Audrey was going to be a bit of a challenge. Luckily we weren’t all that busy that day so we had a chance to sit and talk. I made her a cup of tea. We compared notes on what having kids was like and how jarring it was that the world of advertising seems to impossibly coexist in the same universe as diapers and midnight feedings. By the time she was in front of the camera, she was able to center herself and muster enough of a Mona Lisa smile that she left with some degree of dignity. 

“You’re going to Photoshop some of this fat off, right?” For some reason most women say that as they walk out the door. 

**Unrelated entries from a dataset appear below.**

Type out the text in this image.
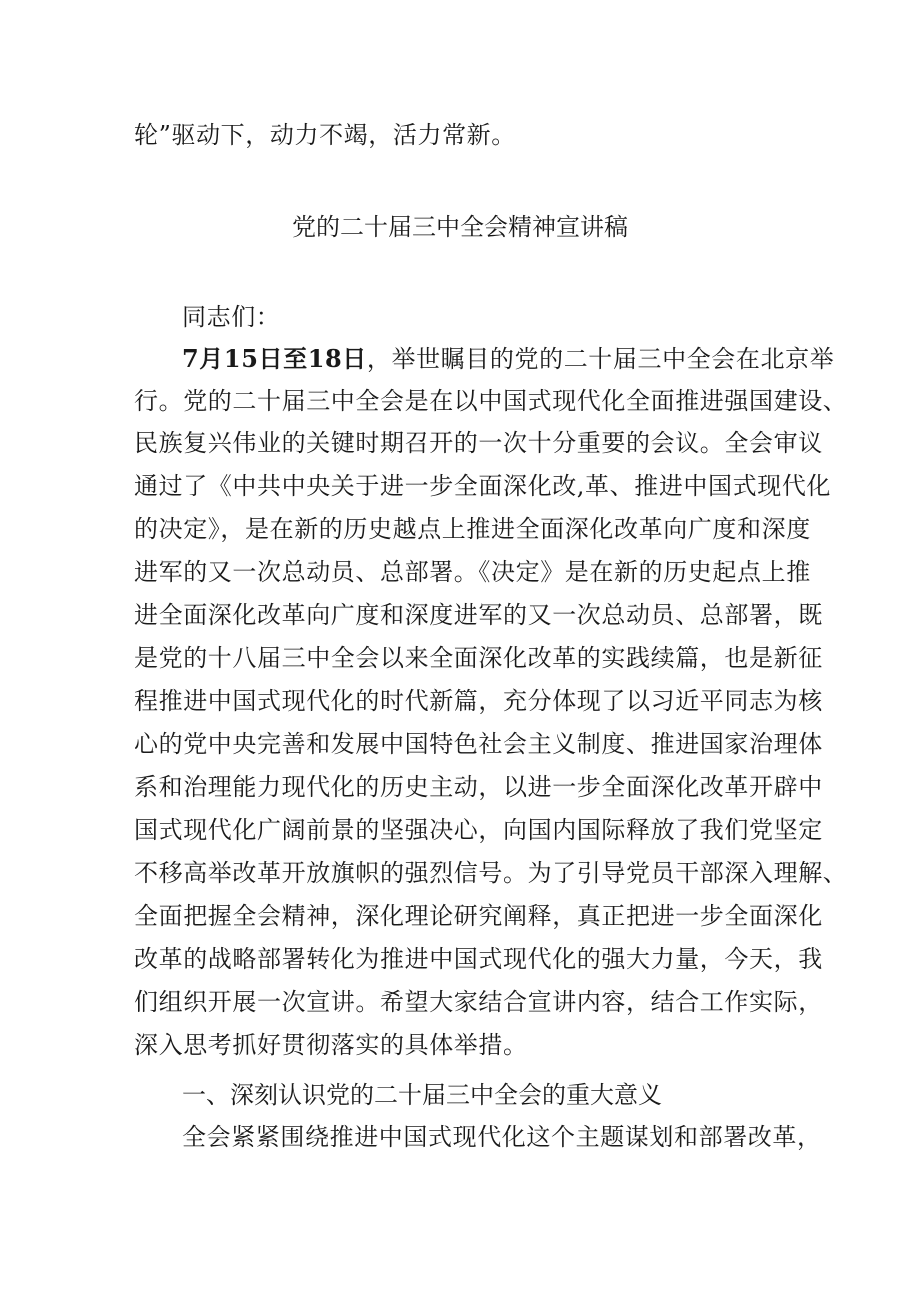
轮”驱动下，动力不竭，活力常新。
党的二十届三中全会精神宣讲稿
同志们：
7月15日至18日，举世瞩目的党的二十届三中全会在北京举
行。党的二十届三中全会是在以中国式现代化全面推进强国建设、
民族复兴伟业的关键时期召开的一次十分重要的会议。全会审议
通过了《中共中央关于进一步全面深化改,革、推进中国式现代化
的决定》，是在新的历史越点上推进全面深化改革向广度和深度
进军的又一次总动员、总部署。《决定》是在新的历史起点上推
进全面深化改革向广度和深度进军的又一次总动员、总部署，既
是党的十八届三中全会以来全面深化改革的实践续篇，也是新征
程推进中国式现代化的时代新篇，充分体现了以习近平同志为核
心的党中央完善和发展中国特色社会主义制度、推进国家治理体
系和治理能力现代化的历史主动，以进一步全面深化改革开辟中
国式现代化广阔前景的坚强决心，向国内国际释放了我们党坚定
不移高举改革开放旗帜的强烈信号。为了引导党员干部深入理解、
全面把握全会精神，深化理论研究阐释，真正把进一步全面深化
改革的战略部署转化为推进中国式现代化的强大力量，今天，我
们组织开展一次宣讲。希望大家结合宣讲内容，结合工作实际，
深入思考抓好贯彻落实的具体举措。
一、深刻认识党的二十届三中全会的重大意义
全会紧紧围绕推进中国式现代化这个主题谋划和部署改革，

Among the hundreds of tools in my arsenal, ‘Liquify’ is one of the most notorious. It does exactly what it sounds like. Apply that filter and the entire image becomes fluid. There’s even a cursor that looks like an index finger. Whatever area you touch the image becomes pliable enough to stretch or shrink or reshape at will. If Michelangelo had had Photoshop, I’d imagine that all the subjects of the Sistine Chapel would have looked like super models. But you use it at your peril. Audrey’s silhouette wasn’t how she remembered herself before the pregnancy and lack of sleep and the stress of a job search. Forgetting my own prime directive, I reshaped her to resemble what she might have looked like years earlier… before stretch marks and midnight feedings; sweat pants and Chinese food. 

At first, she was ecstatic. She called me and expressed the same kind of joy and gratitude you might direct to someone who just saved you from drowning. And then things started to go wrong. 

The managers at the Agency weren’t happy with her performance. Rather than fire her outright, they hired another woman to do precisely the same job as she did and stoodback to watch them fight it out. After a few months of this and a particularly bad day, Audrey had had enough and stormed off, not to be seen again. 

Her replacement, smug from winning what was almost a street fight, pointed to her image on the website… the one I’d lovingly retouched a few months earlier. The same one where I assumed the god like privilege of taking her back in time and transforming her from a size 16 to an 8. 

And she said, “No way in hell was she ready for this job. Just look at all the weight she gained since she joined the company.” 

Ouch. Tools used without discipline and some degree of judgment (even with the best of intentions) come with consequences. In 2020, every model on every magazine cover has been tweaked to perfection. In that world there is no cellulite. Hips and breasts magically snap to perfect ratios. Skin is flawless. Teeth, eyes, noses conform to olympian standards. It’s a fatal embrace. In recent years, software has been created to automate the process. It’s relatively easy to go from a raw photo to a Kim Kardashian knock off in just a few clicks. 

To do less is to reveal your subject as being merely human, but it leaves the rest of humanity struggling to accomplish in real life what’s so trivial to do with technology. And worse, do we really want a generation of people who look like second rate clones? 

Gratefully, time has a way of clarifying things. As a portrait photographer, I have an innate love of how unique faces are. I know from life experience that after everything else is gone, an image may be all that’s left. What a missed opportunity to try and blend everyone to some arbitrary beauty standard. 

If I had to shoot Audrey again, I’d tell her that this is herself at this single moment in time; nobly trying to balance her relationships and parenthood with a career and doing the best she can. That’s the kind of spirit that’s worth capturing.